The GFM-specific features above apply to README.md files, wiki pages, and other Markdown-formatted files in repositories on GitHub. GitHub also enables additional features for writing on the site (for issues, pull requests, messages, etc.) that are further extensions of GFM. These features include task lists (checkboxes), newlines corresponding to hard line breaks, auto-linked references to issues and commits, wiki links, and so on. To make matters more confusing, although task lists are not part of GFM proper, since 2014 they are rendered (in a read-only fashion) in all Markdown documents in repositories on the site. These additional extensions are supported to varying degrees by markdown-mode and gfm-mode as described below.

  • URL autolinking: Both markdown-mode and gfm-mode support highlighting of URLs without angle brackets.

  • Multiple underscores in words: You must enable gfm-mode to toggle support for underscores inside of words. In this mode variable names such as a_test_variable will not trigger emphasis (italics).

  • Fenced code blocks: Code blocks quoted with backquotes, with optional programming language keywords, are highlighted in both markdown-mode and gfm-mode. They can be inserted with C-c C-s C. If there is an active region, the text in the region will be placed inside the code block. You will be prompted for the name of the language, but may press enter to continue without naming a language.

  • Strikethrough: Strikethrough text is supported in both markdown-mode and gfm-mode.

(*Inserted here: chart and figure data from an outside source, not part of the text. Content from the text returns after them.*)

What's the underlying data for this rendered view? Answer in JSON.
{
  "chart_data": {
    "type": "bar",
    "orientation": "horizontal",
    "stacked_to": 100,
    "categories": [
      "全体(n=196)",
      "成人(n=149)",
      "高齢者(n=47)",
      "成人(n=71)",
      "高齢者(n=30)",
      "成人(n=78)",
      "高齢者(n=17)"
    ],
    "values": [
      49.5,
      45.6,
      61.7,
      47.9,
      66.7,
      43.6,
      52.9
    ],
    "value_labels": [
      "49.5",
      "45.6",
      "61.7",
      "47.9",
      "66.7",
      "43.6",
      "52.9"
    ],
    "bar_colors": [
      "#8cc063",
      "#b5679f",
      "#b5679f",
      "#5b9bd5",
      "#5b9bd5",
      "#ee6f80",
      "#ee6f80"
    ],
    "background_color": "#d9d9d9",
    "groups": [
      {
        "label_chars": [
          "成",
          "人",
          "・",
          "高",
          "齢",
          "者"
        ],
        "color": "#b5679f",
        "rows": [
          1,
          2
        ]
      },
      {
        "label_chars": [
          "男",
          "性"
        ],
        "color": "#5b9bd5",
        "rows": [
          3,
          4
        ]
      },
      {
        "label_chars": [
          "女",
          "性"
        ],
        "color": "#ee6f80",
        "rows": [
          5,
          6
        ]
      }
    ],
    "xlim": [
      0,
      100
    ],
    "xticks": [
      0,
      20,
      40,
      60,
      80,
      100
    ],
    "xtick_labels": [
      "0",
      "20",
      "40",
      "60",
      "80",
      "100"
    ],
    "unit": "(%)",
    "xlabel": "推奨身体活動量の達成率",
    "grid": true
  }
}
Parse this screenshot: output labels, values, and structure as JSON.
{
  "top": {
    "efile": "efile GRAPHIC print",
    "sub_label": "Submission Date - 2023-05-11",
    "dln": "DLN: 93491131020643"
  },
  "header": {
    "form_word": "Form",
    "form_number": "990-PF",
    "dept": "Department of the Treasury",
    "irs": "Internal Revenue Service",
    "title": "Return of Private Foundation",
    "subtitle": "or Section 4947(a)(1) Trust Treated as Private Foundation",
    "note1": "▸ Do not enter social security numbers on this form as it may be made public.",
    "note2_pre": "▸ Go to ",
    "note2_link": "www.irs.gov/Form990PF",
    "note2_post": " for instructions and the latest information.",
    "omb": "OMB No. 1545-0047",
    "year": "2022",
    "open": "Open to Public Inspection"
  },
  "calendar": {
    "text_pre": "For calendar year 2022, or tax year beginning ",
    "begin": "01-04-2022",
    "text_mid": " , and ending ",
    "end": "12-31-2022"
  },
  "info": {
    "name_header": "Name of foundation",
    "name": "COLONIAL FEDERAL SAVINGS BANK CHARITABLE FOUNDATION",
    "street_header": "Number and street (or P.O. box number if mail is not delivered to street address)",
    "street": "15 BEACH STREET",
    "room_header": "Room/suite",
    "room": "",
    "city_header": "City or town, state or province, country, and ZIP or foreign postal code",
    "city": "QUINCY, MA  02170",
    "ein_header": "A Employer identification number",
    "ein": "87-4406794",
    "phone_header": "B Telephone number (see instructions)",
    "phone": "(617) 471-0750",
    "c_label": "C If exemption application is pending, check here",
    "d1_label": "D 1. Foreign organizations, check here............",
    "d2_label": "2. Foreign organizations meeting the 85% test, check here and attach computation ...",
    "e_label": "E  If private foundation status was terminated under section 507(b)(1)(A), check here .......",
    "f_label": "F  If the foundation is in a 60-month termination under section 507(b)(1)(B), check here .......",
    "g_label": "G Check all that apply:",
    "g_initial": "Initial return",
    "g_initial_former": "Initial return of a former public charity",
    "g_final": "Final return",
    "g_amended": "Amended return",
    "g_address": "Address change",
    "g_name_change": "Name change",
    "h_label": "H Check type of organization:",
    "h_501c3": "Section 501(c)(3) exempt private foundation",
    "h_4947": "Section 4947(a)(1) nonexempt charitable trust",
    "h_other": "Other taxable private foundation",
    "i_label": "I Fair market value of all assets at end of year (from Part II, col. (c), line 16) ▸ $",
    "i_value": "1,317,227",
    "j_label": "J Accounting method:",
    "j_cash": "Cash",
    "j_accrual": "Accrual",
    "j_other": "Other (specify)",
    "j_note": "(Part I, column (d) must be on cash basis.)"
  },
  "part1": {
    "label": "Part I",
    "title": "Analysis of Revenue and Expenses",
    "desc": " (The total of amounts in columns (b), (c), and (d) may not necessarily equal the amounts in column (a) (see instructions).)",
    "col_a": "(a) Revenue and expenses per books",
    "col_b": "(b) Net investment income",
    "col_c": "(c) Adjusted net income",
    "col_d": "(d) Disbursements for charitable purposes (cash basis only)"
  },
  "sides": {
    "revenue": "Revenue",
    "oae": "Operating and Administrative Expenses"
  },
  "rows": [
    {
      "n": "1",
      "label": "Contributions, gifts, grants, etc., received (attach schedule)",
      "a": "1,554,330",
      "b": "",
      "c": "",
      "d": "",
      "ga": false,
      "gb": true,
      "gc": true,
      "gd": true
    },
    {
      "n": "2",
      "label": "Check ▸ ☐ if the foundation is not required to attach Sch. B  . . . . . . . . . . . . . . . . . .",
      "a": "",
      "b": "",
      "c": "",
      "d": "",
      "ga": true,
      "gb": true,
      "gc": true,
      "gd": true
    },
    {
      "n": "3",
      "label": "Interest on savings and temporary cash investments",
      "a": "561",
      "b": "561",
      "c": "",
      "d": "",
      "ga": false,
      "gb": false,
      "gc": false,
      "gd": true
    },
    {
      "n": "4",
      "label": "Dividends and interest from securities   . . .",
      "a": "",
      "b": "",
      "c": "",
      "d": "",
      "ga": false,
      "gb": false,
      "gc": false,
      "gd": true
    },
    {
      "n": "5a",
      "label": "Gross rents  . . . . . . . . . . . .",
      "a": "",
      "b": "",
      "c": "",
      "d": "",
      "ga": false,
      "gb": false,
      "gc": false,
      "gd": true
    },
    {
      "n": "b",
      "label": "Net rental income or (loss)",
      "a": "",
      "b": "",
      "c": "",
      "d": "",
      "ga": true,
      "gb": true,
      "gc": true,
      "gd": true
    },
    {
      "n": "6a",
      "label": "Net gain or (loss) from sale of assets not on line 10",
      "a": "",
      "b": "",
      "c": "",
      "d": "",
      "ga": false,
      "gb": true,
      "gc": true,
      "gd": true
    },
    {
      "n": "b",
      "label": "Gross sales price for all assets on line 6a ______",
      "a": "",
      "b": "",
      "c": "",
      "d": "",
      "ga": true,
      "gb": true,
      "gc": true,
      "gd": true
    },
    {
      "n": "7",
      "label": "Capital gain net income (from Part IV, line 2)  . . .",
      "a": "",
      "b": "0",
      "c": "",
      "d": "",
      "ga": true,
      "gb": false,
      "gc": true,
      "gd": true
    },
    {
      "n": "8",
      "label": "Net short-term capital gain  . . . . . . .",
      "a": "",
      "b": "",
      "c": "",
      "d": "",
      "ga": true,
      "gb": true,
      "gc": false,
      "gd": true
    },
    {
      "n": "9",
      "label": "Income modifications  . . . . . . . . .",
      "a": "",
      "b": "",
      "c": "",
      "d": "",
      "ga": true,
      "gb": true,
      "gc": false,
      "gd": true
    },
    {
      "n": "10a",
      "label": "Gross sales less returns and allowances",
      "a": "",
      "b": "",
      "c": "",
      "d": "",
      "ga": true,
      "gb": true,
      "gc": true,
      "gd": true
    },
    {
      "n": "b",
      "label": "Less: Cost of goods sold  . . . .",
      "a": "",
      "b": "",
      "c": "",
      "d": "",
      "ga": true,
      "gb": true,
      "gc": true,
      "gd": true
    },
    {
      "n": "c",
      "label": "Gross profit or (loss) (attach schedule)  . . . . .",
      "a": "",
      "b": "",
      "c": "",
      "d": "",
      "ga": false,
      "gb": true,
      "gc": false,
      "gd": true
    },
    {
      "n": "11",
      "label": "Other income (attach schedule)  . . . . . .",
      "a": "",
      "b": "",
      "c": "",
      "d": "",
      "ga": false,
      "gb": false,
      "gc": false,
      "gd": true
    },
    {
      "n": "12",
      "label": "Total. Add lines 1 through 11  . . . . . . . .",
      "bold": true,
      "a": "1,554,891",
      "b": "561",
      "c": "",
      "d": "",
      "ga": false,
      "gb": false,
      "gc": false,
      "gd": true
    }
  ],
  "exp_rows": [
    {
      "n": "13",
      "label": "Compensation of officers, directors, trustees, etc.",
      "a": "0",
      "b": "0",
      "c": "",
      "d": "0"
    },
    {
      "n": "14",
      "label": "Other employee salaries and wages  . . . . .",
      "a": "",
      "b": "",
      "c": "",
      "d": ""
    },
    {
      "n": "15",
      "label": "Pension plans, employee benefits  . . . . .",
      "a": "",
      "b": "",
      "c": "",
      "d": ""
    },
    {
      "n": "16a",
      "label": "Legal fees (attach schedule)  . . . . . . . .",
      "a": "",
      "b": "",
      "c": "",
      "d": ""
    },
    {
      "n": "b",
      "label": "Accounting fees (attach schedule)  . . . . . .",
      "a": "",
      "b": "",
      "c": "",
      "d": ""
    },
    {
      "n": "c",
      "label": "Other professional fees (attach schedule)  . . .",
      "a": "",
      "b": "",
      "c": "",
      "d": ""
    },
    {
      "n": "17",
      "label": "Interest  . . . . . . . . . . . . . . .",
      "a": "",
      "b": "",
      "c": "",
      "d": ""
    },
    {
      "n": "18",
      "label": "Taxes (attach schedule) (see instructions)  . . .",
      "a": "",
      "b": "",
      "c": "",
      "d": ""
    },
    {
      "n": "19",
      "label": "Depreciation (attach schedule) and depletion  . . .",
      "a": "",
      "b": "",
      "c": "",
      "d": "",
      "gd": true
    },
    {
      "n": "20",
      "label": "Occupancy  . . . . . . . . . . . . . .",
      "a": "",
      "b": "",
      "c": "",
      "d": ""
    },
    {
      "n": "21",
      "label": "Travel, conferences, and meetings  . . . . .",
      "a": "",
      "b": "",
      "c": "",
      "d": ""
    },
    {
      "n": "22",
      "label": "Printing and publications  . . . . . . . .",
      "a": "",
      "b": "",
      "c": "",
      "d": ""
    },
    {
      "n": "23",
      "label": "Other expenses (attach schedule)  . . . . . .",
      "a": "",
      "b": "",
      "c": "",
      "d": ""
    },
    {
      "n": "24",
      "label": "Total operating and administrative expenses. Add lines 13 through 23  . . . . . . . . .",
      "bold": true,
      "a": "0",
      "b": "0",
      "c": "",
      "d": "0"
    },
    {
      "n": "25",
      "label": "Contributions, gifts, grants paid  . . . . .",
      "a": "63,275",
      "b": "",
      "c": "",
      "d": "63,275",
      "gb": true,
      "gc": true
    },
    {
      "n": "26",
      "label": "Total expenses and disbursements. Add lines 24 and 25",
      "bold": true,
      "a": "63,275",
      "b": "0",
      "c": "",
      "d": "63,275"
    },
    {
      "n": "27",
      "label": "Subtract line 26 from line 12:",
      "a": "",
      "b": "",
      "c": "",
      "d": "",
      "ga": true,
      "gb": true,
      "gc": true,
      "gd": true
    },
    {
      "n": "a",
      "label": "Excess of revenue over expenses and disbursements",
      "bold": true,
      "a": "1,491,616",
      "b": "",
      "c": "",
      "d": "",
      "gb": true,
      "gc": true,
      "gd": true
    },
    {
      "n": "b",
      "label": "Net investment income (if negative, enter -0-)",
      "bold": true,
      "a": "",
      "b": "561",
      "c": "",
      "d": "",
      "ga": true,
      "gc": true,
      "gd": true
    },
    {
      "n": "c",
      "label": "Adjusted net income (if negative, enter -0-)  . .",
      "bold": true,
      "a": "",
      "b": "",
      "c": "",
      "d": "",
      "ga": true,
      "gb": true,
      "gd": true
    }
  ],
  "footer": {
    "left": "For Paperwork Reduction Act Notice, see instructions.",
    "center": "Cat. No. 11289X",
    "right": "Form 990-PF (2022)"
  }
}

It can be inserted (and toggled) using C-c C-s s.

  • Task lists: GFM task lists will be rendered as checkboxes (Emacs buttons) in both markdown-mode and gfm-mode when markdown-make-gfm-checkboxes-buttons is set to a non-nil value (and it is set to t by default). These checkboxes can be toggled by clicking mouse-1, pressing RET over the button, or by pressing C-c C-d (markdown-do) with the point anywhere in the task list item. A normal list item can be turned to a check list item by the same command, or more specifically C-c C-s [ (markdown-insert-gfm-checkbox).

  • Wiki links: Generic wiki links are supported in markdown-mode, but in gfm-mode specifically they will be treated as they are on GitHub: spaces will be replaced by hyphens in filenames and the first letter of the filename will be capitalized. For example, [[wiki link]] will map to a file named Wiki-link with the same extension as the current file. If a file with this name does not exist in the current directory, the first match in a subdirectory, if any, will be used instead.

  • Newlines: Neither markdown-mode nor gfm-mode do anything specifically with respect to newline behavior. If you use gfm-mode mostly to write text for comments or issues on the GitHub site--where newlines are significant and correspond to hard line breaks--then you may want to enable visual-line-mode for line wrapping in buffers. You can do this with a gfm-mode-hook as follows:

    ;; Use visual-line-mode in gfm-mode
    (defun my-gfm-mode-hook ()
      (visual-line-mode 1))
    (add-hook 'gfm-mode-hook 'my-gfm-mode-hook)
  • Preview: GFM-specific preview can be powered by setting markdown-command to use Docter. This may also be configured to work with Marked 2 for markdown-open-command.

Acknowledgments

markdown-mode has benefited greatly from the efforts of the many volunteers who have sent patches, test cases, bug reports, suggestions, helped with packaging, etc. Thank you for your contributions! See the contributors graph for details.

Bugs

markdown-mode is developed and tested primarily for compatibility with GNU Emacs 24.4 and later. If you find any bugs in markdown-mode, please construct a test case or a patch and open a ticket on the GitHub issue tracker. See the contributing guidelines in CONTRIBUTING.md for details on creating pull requests.

History

markdown-mode was written and is maintained by Jason Blevins. The first version was released on May 24, 2007.